Assemblymember Jasmeet Bains, a moderate Democrat from Bakersfield who
was punished for breaking with her party in 2023, said during floor
debate.
Bains was one of only two Democrats who voted with Krell and
Republicans. The caucus was otherwise unified, accusing Republicans of manufacturing outrage and noting that current California already law
allows felony charges for purchasing minors for sex.
“The Republicans are looking for any opportunity to try to paint
Democrats as somehow soft on crime or not caring about crime, and it’s
so inaccurate,” said state Sen. Scott Wiener, who has authored
controversial measures like a 2022 bill decriminalizing loitering with
the intent to commit prostitution. “There was a lot of politics going
on, a lot of grandstanding, even though we have strong laws on the
books.”
The struggle over Krell’s bill reflected a larger recalibration within California politics as lawmakers work to address voters’ clear public
safety concerns without reverting to the stringent penalties and
overcrowded prisons that came to define the 1990s and early 2000s.

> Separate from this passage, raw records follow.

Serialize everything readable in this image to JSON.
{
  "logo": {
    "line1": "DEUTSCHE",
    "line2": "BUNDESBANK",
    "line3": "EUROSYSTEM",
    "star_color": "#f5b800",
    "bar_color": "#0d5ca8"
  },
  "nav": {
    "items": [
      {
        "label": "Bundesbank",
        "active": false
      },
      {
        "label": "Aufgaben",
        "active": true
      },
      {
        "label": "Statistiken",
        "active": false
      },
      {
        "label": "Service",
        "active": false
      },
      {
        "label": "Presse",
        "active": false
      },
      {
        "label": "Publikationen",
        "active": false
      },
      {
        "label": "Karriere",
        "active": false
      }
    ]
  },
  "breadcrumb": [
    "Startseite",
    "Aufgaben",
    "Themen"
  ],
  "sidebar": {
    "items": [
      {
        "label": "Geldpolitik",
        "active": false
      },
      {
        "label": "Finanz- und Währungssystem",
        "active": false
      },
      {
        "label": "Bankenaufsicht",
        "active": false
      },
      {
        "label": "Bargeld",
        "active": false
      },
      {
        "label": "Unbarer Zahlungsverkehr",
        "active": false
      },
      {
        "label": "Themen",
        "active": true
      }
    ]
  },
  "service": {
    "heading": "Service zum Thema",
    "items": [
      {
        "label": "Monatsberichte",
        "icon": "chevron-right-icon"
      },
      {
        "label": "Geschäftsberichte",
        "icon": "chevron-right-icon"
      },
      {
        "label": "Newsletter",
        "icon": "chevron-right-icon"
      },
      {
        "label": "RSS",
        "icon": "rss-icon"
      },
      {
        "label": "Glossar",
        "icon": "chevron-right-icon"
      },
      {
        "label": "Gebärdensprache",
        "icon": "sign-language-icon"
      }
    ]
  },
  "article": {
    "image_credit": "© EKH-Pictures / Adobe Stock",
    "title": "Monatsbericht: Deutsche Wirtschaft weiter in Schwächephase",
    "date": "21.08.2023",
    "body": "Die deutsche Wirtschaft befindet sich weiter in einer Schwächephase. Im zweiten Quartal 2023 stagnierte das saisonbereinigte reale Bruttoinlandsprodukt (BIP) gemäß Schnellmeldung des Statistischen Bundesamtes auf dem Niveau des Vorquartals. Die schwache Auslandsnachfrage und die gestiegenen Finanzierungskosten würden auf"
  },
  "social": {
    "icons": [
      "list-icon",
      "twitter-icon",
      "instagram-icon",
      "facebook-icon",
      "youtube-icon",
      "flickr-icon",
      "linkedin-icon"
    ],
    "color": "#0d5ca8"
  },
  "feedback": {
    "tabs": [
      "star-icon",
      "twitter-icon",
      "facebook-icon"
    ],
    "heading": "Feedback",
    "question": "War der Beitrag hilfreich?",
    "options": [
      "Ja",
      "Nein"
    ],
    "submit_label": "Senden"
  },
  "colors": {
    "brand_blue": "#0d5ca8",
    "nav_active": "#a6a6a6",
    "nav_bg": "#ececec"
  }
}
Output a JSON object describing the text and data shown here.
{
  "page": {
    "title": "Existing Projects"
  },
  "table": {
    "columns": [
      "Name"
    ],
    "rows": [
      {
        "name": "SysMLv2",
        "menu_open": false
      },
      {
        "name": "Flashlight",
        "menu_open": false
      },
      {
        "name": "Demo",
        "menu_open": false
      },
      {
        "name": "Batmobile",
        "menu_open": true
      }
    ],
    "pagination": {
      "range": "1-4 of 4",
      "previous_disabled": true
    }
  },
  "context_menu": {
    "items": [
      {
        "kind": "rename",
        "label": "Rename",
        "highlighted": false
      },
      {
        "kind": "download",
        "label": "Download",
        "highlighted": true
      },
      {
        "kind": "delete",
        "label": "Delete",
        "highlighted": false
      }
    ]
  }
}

The bill’s opponents warned it would remove discretion from judges, risk penalizing victims, and unjustly apply the same punishment to
18-year-olds as middle-aged solicitors of sex. That nuance was largely
obscured in a public debate that allowed Republicans to paint Democrats
as apathetic about horrific crimes against children.
Andrew Acosta, a Democratic political consultant who ran Krell’s
unsuccessful campaign for district attorney, said her arguments were
likely to resonate.
“She’s doing what she thinks is the right thing,” he said, “and I’m sure
that if you polled them, most voters would be in agreement.”